Recovering the ontological value of the universals implies recognizing a hierarchy of different natures, each one characterized by proper operations.
The AI presumption of reducing a human being to a hardware, that is, a collection of components, plus a software called “mind” (such is the so-called “functionalism”) is untenable already within the limited framework of a purely phenomenological investigation. Furthermore, the recovery of the ontological significance of the universals implies that a purely scientific description can answer the “hows” but it leaves open the “why” questions which are by no means irrelevant, but which lie beyond the scientific explanation and represent its same foundation. All this should result from the following Sections dealing with the problem of complexity.
2. The Cartesian schism and modern science
The Cartesian split, or “schism”, between res cogitans and res extensa, has been the source of an automatism in the scientific endeavor which is still matter of epistemological debate. This is shown with reference to Fig. 1. Let us call R the reality, S the agent who formulates statements about reality and M the collection of our senses as well as those extensions of our senses which are our measurement apparatuses. Within the Cartesian split, M is part of res extensa, and res cogitans S receives passively the signals coded by M. S is like the film of a fixed focus camera, recording the impressions without contributing to their build up (solid line from M to S).
At the same time of the Cartesian schism, Galilei formulated his scientific program as “not attempting” to grasp the natures but just sticking to the quantitative affections” (Galilei) that is, reducing our knowledge of the world to a limited number of connotations, provided by different measuring apparatuses, each one calibrated on a proper scale. Each connotation is then coded in a number on a suitable scale. On this epistemological line, Herbert Spencer identified science as the collection of our measuring apparatuses (Cassirer).
As a result of this attitude a key role has been attributed to an expert system, that is, to a computer equipped with an archive built by a collection of different measurements. The hope that an expert system could replace human investigators in medical diagnosis or in economic forecasting is based on the Cartesian presumption that man is reducible to a group of apparatuses M plus a computer fed by the M outputs in order to start programs based on algorithms which represent models of the world.
Within this horizon, the scientific program consists in characterizing an event by a number n of measurements via n apparatuses M. The ordered collection of the n numbers represent the state of the system as a point in n- dimensional space. Therefore, a dynamical evolution is the collection of points at different times, which makes a line in such a space. The aim of scientific discovery reduces to establish which are the n essential dimensions. These are called the “degrees of freedom” of the system under observation; based on Occam razor, we must not overcome n. Powerful elaboration methods, called “nonlinear data analysis” have been developed (Abarbanel et al.) Since in nonlinear dynamics all the different degrees of freedom are tightly entangled, it is not necessary to observe all of them; it is sufficient to sample just one in course of time and then embed the corresponding one dimensional string of temporal data into spaces of increasing dimensions, 2,3,4 etc. by suitable mathematical techniques. As one overcomes n, the data analysis provides a check of redundancy, thus blocking the further growth of the dimension number and avoiding to violate Occam criterion.
Until science had provided univocal results, it was possible, like Galileo, to believe that science was reading in the book of nature discovering the same worlds which were written in it by God. The self limitation to quantitative features endowed science with an insight unknown to philosophy. The self limitation represented a creative procedure compressing the relevant information into compact formulas or laws, and disregarding those features which were irrelevant for the further evolution. This way science seemed to assure a reliable prediction of the future, and its language seemed to eliminate the ambiguities of the ordinary language. In other words science was able to isolate what was relevant in view of the world evolution. Whence the belief that any sensible discourse had to be formulated within the rules of the scientific language, avoiding the non sense of the ordinary language. This belief, initially expressed by Wittgenstein as aphorisms, was later formalized by the Wiener Kreis as a “logical construction of the world”, based on a starting group of concepts and verifiable relations (the axioms) and on the further deduction of all their possible consequences. Any problem outside this scheme was considered irrelevant (logical atheism).

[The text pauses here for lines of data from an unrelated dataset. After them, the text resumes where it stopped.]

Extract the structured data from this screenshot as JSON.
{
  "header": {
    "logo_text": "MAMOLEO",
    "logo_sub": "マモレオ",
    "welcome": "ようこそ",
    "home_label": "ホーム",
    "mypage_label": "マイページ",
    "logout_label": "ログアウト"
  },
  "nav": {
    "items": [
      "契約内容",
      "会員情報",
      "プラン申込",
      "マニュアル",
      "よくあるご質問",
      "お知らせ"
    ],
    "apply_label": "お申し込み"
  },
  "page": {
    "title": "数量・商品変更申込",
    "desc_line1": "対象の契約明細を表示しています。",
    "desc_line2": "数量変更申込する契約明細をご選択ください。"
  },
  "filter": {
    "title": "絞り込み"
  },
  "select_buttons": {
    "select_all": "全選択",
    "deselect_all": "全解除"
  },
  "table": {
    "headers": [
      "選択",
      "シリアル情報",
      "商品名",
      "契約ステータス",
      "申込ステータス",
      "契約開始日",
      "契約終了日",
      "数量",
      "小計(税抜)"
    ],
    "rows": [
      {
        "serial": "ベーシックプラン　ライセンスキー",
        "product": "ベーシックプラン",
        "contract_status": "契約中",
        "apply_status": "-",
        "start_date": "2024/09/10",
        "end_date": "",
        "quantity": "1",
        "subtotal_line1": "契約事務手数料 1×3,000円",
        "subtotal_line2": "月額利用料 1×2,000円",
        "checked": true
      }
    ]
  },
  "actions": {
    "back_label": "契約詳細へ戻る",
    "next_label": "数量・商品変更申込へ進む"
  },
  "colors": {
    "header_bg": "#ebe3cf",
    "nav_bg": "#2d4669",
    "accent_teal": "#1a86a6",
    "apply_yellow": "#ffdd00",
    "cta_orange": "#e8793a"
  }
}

However in these recent years, the attempts of scientific description of complex systems have unveiled situations not considered in the first three centuries of science. Precisely, a correct syntactic procedure does not generally lead to unique final situation, but to a large number of alternative situations with comparable probabilities of occurrence. On the contrary, the experimental observation shows that only one of the predicted outcomes has in fact realized. This gives rise to a conflict between syntax and semantics, between truth and certitude. The initial axiom set making up the scientific model must be integrated with elements of reality not included (not deducible from) that set.